On Being Southern and Other Identities

I have lived in Texas since I was ten. Thirty-two years. And 24 of those have been in Austin. It's the longest I've ever lived anywhere. I love Austin but my early years as an Army brat were formative, I think. In that, periodically, I have a strong desire to move. This happens most often when the temperature is in the high nineties (or higher) or during election years when I actually contemplate moving to another country. However, my good husband refuses to live any further north and I refuse to live any further south so we seem to be stuck at this latitude.

The really funny thing is that whenever I meet new people, they think I'm from the Midwest --the one area of the country in which I HAVEN'T lived. Maybe it's because I try to really enunciate since I have this voice like a Smurf on speed and I'm afraid if I don't enunciate, no one will understand me. (You think I'm joking but people routinely call my house and when I answer, ask me if my mommy is home. I know I shouldn't but I usually tell them to call her in Dallas and see. Click.)

I started thinking about this whole thing of regions and their identities because I don't really have a geographical identity, I don't think. I'm not Southern (my pie crusts suck) and I'm not Western (only went skeet shooting once and never hit anything. Plus I've never branded anything except a corporation). I'm not Eastern (although I'd like to live up that way about half the year --good knitting. But I don't walk near fast enough.) and I'm not Californian (no surfing, no manicures, no tan--ever. I do like California wine, though.)

I guess I don't know what I am.

I guess this doesn't surprise anyone.

But yesterday, I did something that many Southern women do every year.
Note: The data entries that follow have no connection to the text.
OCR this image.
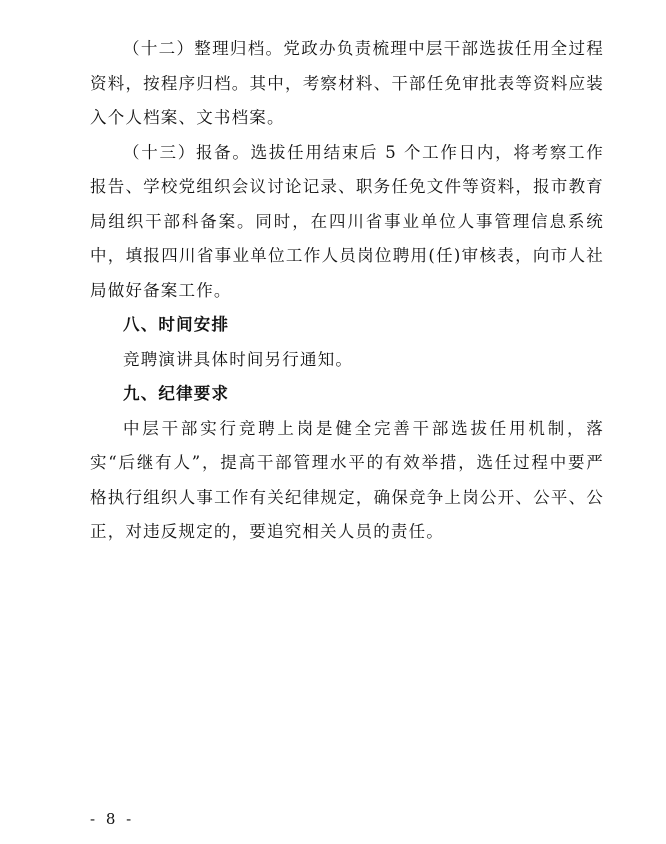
（十二）整理归档。党政办负责梳理中层干部选拔任用全过程资料，按程序归档。其中，考察材料、干部任免审批表等资料应装入个人档案、文书档案。

（十三）报备。选拔任用结束后 5 个工作日内，将考察工作报告、学校党组织会议讨论记录、职务任免文件等资料，报市教育局组织干部科备案。同时，在四川省事业单位人事管理信息系统中，填报四川省事业单位工作人员岗位聘用(任)审核表，向市人社局做好备案工作。

八、时间安排

竞聘演讲具体时间另行通知。

九、纪律要求

中层干部实行竞聘上岗是健全完善干部选拔任用机制，落实“后继有人”，提高干部管理水平的有效举措，选任过程中要严格执行组织人事工作有关纪律规定，确保竞争上岗公开、公平、公正，对违反规定的，要追究相关人员的责任。

- 8 -
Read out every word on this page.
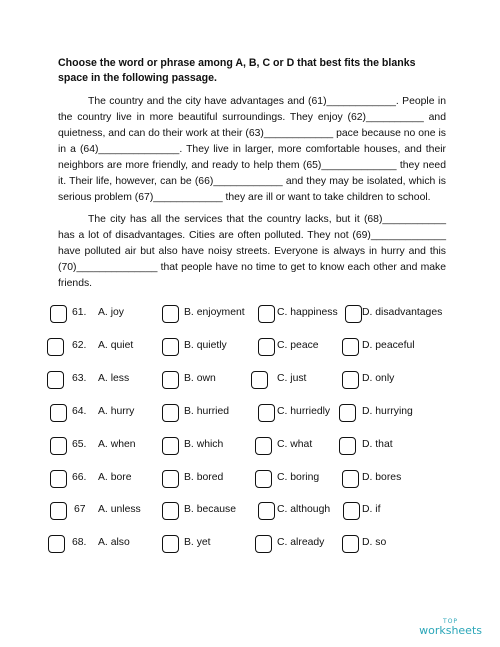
Choose the word or phrase among A, B, C or D that best fits the blanks space in the following passage.

The country and the city have advantages and (61)____________. People in the country live in more beautiful surroundings. They enjoy (62)__________ and quietness, and can do their work at their (63)____________ pace because no one is in a (64)______________. They live in larger, more comfortable houses, and their neighbors are more friendly, and ready to help them (65)_____________ they need it. Their life, however, can be (66)____________ and they may be isolated, which is serious problem (67)____________ they are ill or want to take children to school.

The city has all the services that the country lacks, but it (68)___________ has a lot of disadvantages. Cities are often polluted. They not (69)_____________ have polluted air but also have noisy streets. Everyone is always in hurry and this (70)______________ that people have no time to get to know each other and make friends.

61. A. joy	B. enjoyment	C. happiness D. disadvantages
62. A. quiet	B. quietly	C. peace	D. peaceful
63. A. less	B. own	C. just	D. only
64. A. hurry	B. hurried	C. hurriedly	D. hurrying
65. A. when	B. which	C. what	D. that
66. A. bore	B. bored	C. boring	D. bores
67 A. unless	B. because	C. although	D. if
68. A. also	B. yet	C. already	D. so
TOP
worksheets
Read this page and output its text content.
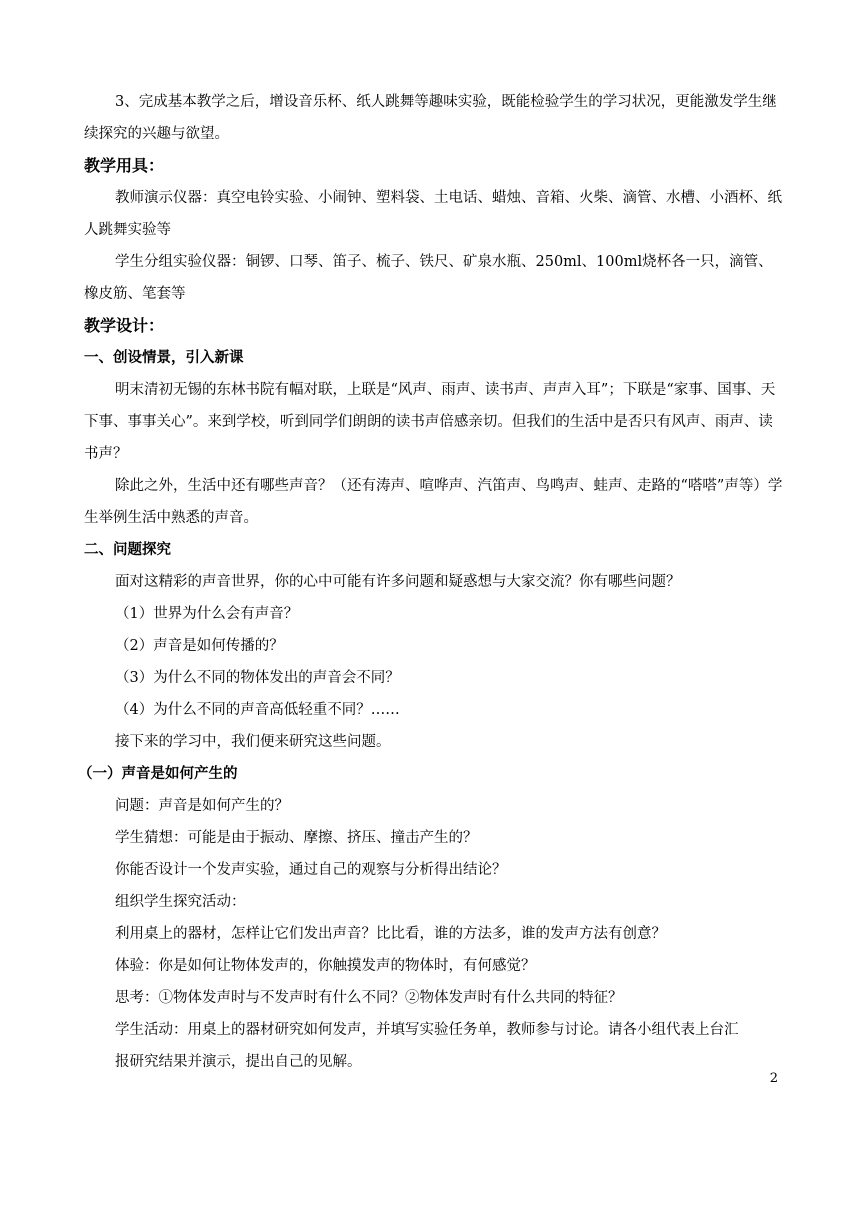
3、完成基本教学之后，增设音乐杯、纸人跳舞等趣味实验，既能检验学生的学习状况，更能激发学生继续探究的兴趣与欲望。

教学用具：

教师演示仪器：真空电铃实验、小闹钟、塑料袋、土电话、蜡烛、音箱、火柴、滴管、水槽、小酒杯、纸人跳舞实验等

学生分组实验仪器：铜锣、口琴、笛子、梳子、铁尺、矿泉水瓶、250ml、100ml烧杯各一只，滴管、橡皮筋、笔套等

教学设计：

一、创设情景，引入新课

明末清初无锡的东林书院有幅对联，上联是“风声、雨声、读书声、声声入耳”；下联是“家事、国事、天下事、事事关心”。来到学校，听到同学们朗朗的读书声倍感亲切。但我们的生活中是否只有风声、雨声、读书声？

除此之外，生活中还有哪些声音？（还有涛声、喧哗声、汽笛声、鸟鸣声、蛙声、走路的“嗒嗒”声等）学生举例生活中熟悉的声音。

二、问题探究

面对这精彩的声音世界，你的心中可能有许多问题和疑惑想与大家交流？你有哪些问题？

（1）世界为什么会有声音？

（2）声音是如何传播的？

（3）为什么不同的物体发出的声音会不同？

（4）为什么不同的声音高低轻重不同？……

接下来的学习中，我们便来研究这些问题。

（一）声音是如何产生的

问题：声音是如何产生的？

学生猜想：可能是由于振动、摩擦、挤压、撞击产生的？

你能否设计一个发声实验，通过自己的观察与分析得出结论？

组织学生探究活动：

利用桌上的器材，怎样让它们发出声音？比比看，谁的方法多，谁的发声方法有创意？

体验：你是如何让物体发声的，你触摸发声的物体时，有何感觉？

思考：①物体发声时与不发声时有什么不同？②物体发声时有什么共同的特征？

学生活动：用桌上的器材研究如何发声，并填写实验任务单，教师参与讨论。请各小组代表上台汇

报研究结果并演示，提出自己的见解。

2
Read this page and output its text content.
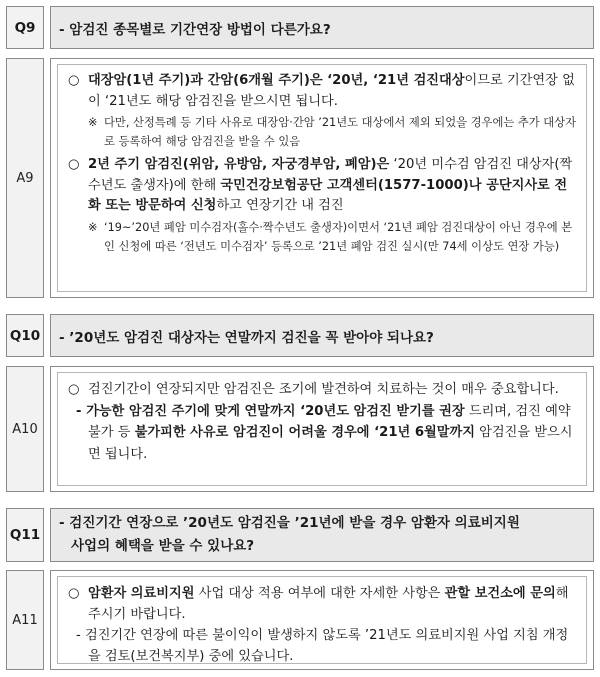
Q9	- 암검진 종목별로 기간연장 방법이 다른가요?
A9

○ 대장암(1년 주기)과 간암(6개월 주기)은 ‘20년, ‘21년 검진대상이므로 기간연장 없이 ‘21년도 해당 암검진을 받으시면 됩니다.

※ 다만, 산정특례 등 기타 사유로 대장암·간암 ’21년도 대상에서 제외 되었을 경우에는 추가 대상자로 등록하여 해당 암검진을 받을 수 있음

○ 2년 주기 암검진(위암, 유방암, 자궁경부암, 폐암)은 ‘20년 미수검 암검진 대상자(짝수년도 출생자)에 한해 국민건강보험공단 고객센터(1577-1000)나 공단지사로 전화 또는 방문하여 신청하고 연장기간 내 검진

※ ‘19~’20년 폐암 미수검자(홀수·짝수년도 출생자)이면서 ‘21년 폐암 검진대상이 아닌 경우에 본인 신청에 따른 ‘전년도 미수검자’ 등록으로 ’21년 폐암 검진 실시(만 74세 이상도 연장 가능)

Q10 - ’20년도 암검진 대상자는 연말까지 검진을 꼭 받아야 되나요?
A10

○ 검진기간이 연장되지만 암검진은 조기에 발견하여 치료하는 것이 매우 중요합니다.

- 가능한 암검진 주기에 맞게 연말까지 ‘20년도 암검진 받기를 권장 드리며, 검진 예약 불가 등 불가피한 사유로 암검진이 어려울 경우에 ‘21년 6월말까지 암검진을 받으시면 됩니다.

Q11
- 검진기간 연장으로 ’20년도 암검진을 ’21년에 받을 경우 암환자 의료비지원
사업의 혜택을 받을 수 있나요?
A11

○ 암환자 의료비지원 사업 대상 적용 여부에 대한 자세한 사항은 관할 보건소에 문의해 주시기 바랍니다.

- 검진기간 연장에 따른 불이익이 발생하지 않도록 ’21년도 의료비지원 사업 지침 개정을 검토(보건복지부) 중에 있습니다.
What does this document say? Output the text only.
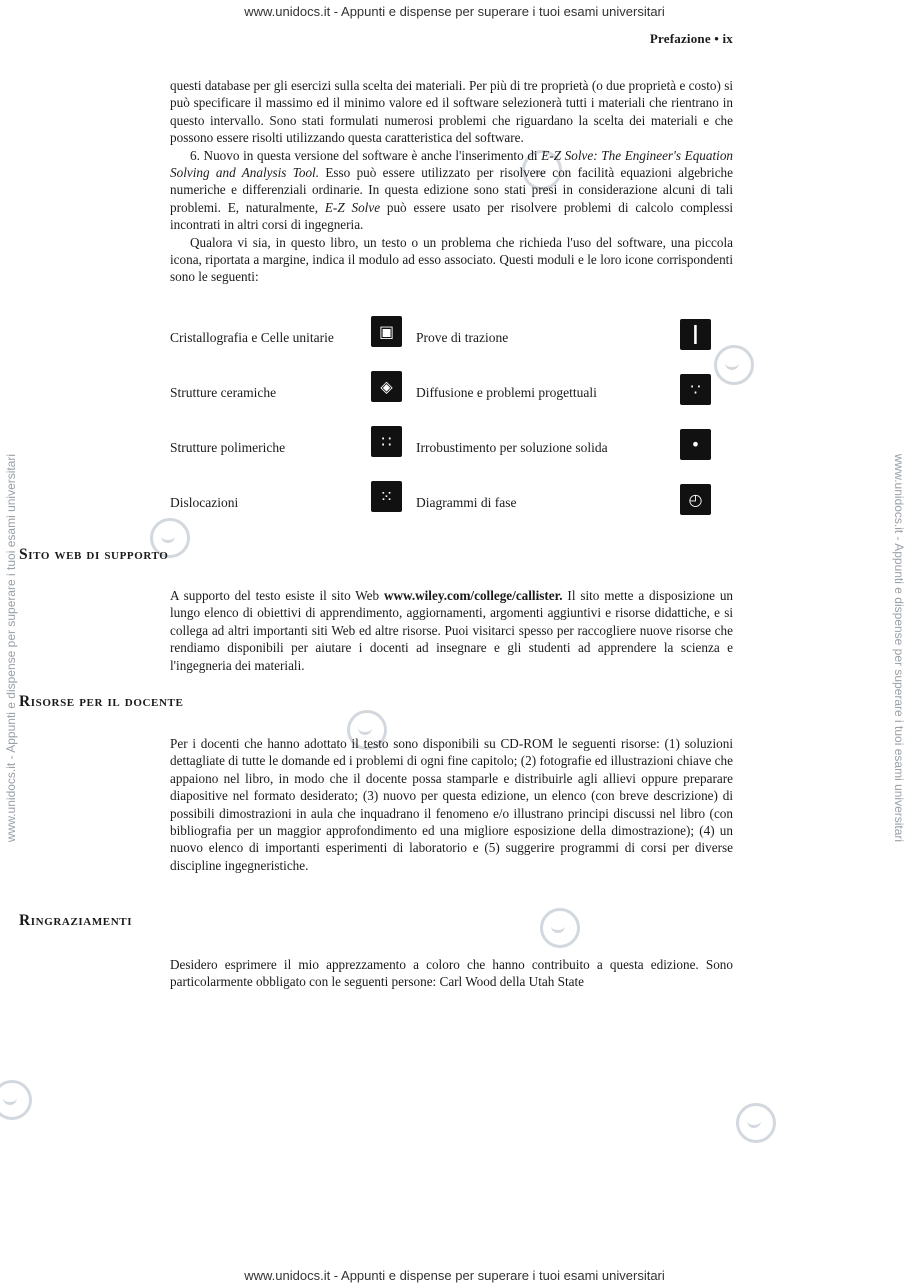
www.unidocs.it - Appunti e dispense per superare i tuoi esami universitari
www.unidocs.it - Appunti e dispense per superare i tuoi esami universitari
www.unidocs.it - Appunti e dispense per superare i tuoi esami universitari	www.unidocs.it - Appunti e dispense per superare i tuoi esami universitari
Prefazione • ix

questi database per gli esercizi sulla scelta dei materiali. Per più di tre proprietà (o due proprietà e costo) si può specificare il massimo ed il minimo valore ed il software selezionerà tutti i materiali che rientrano in questo intervallo. Sono stati formulati numerosi problemi che riguardano la scelta dei materiali e che possono essere risolti utilizzando questa caratteristica del software.

6. Nuovo in questa versione del software è anche l'inserimento di E-Z Solve: The Engineer's Equation Solving and Analysis Tool. Esso può essere utilizzato per risolvere con facilità equazioni algebriche numeriche e differenziali ordinarie. In questa edizione sono stati presi in considerazione alcuni di tali problemi. E, naturalmente, E-Z Solve può essere usato per risolvere problemi di calcolo complessi incontrati in altri corsi di ingegneria.

Qualora vi sia, in questo libro, un testo o un problema che richieda l'uso del software, una piccola icona, riportata a margine, indica il modulo ad esso associato. Questi moduli e le loro icone corrispondenti sono le seguenti:

Cristallografia e Celle unitarie	▣	Prove di trazione	┃
Strutture ceramiche	◈	Diffusione e problemi progettuali	∵
Strutture polimeriche	∷	Irrobustimento per soluzione solida	•
Dislocazioni	⁙	Diagrammi di fase	◴
Sito web di supporto

A supporto del testo esiste il sito Web www.wiley.com/college/callister. Il sito mette a disposizione un lungo elenco di obiettivi di apprendimento, aggiornamenti, argomenti aggiuntivi e risorse didattiche, e si collega ad altri importanti siti Web ed altre risorse. Puoi visitarci spesso per raccogliere nuove risorse che rendiamo disponibili per aiutare i docenti ad insegnare e gli studenti ad apprendere la scienza e l'ingegneria dei materiali.

Risorse per il docente

Per i docenti che hanno adottato il testo sono disponibili su CD-ROM le seguenti risorse: (1) soluzioni dettagliate di tutte le domande ed i problemi di ogni fine capitolo; (2) fotografie ed illustrazioni chiave che appaiono nel libro, in modo che il docente possa stamparle e distribuirle agli allievi oppure preparare diapositive nel formato desiderato; (3) nuovo per questa edizione, un elenco (con breve descrizione) di possibili dimostrazioni in aula che inquadrano il fenomeno e/o illustrano principi discussi nel libro (con bibliografia per un maggior approfondimento ed una migliore esposizione della dimostrazione); (4) un nuovo elenco di importanti esperimenti di laboratorio e (5) suggerire programmi di corsi per diverse discipline ingegneristiche.

Ringraziamenti

Desidero esprimere il mio apprezzamento a coloro che hanno contribuito a questa edizione. Sono particolarmente obbligato con le seguenti persone: Carl Wood della Utah State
I have to admit that I have NEVER been so nervous. I don't mean to alarm you, but I, um, HOVERED. I called my father-in-law, who is an exceptional Southern cook.

Um.

More than once.

Ladies and gentleman (my husband, I'm not sure any other males read my blog), I present to you the pictorial of my adventures into Southern Womanhood.

I made Tomato Relish.

Here is the scene being set.



I used the recipe from the Bible of Southern Cooking (also a present from my FIL):


I won't detail the entire laborious process but I did want to note here that I had to PEEL the tomatoes before I cooked them. Nine pounds. If you blanch them in boiling water for a minute or so, you can take the peels off super-easily (another tip from my FIL.)

Anyway, here's what it looked like while it was cooking:


Here's the part where I got really nervous that maybe not enough liquid had evaporated and I took this picture to send to my FIL.

But he was playing golf and couldn't receive photos at that time. So I just bottled the stuff. And then I put it in the ten minute water bath--very important in the process.

And then, after I got those incredibly satisfying PINGS that happen when your jars vacuum seal properly, I put them in our narrow and hilarious pantry.


A good day's work--and it freaking takes about that long.

PS: My husband did a taste test and declared it perfect. I thought maybe I cooked it too long and that it needed more vinegar. We won't know until we eat it with black-eyed peas and cornbread.

Comments

Anonymous said…
I need to tell you that I just finished my first sock--inspired by the socks you posted pictures of in June. Yours are gorgeous! Anyway, I immediately cast on stitches for the second sock (per the yarn harlot's instructions in order to make it more likely that there will be a second sock) and am on my way to a PAIR of socks. Thanks for the inspiration-I've canned in the past-I think I'll stick with socks...
Anonymous said…
Yes, I went through all that with my first try at making strawberry jam. I grew up with a canning maven and yes that ping of the seal is a wonderful sound!!!!!

I worked with your sister in another life, she turned me on to your writing and I am glad to add you to my daily read, keep it up.
Tiffany said…
Um.

What is tomato relish? And what do you do with it?
DK said…
Oh, my god....I don't even know what tomato relish is, Barb! Dear heavens, I've been here in the south a month and already I'm a failure as a Southern woman...quick, someone say "Bless her heart," because that makes everything okay, right?

(sniff)...My queendom for a stuffed pizza right now...or a Maxwell Street Polish, or some other cultural food item I know the proper use of....
Barb Matijevich said…
You know, DK and Rockstories--y'all hail from the same part of the country, I think.

But want to know the truth? I had never had tomato relish until I met my husband, whose dad is from Alabama. Most Texans don't eat tomato relish, either. But southern people--truly southern people, like from Alabama? They know what to do with some tomato relish.

Anyway, the way we eat tomato relish is to crumble a slice of cornbread, ladle black-eyed peas over the top of it and put tomato relish on top. It's very delicious, in that Southern Comfort Food kind of way.
Barb Matijevich said…
I wish I could have written to you, you anonymous posters, to tell you how much I loved both of these comments. I loved that someone who used to work with my sister still reads MY work!

and it means a great deal to me to have turned someone else on to the pleasures of sock knitting. Especially right now, when I've had something of a sock catastrophe and have been sulking. THANK YOU!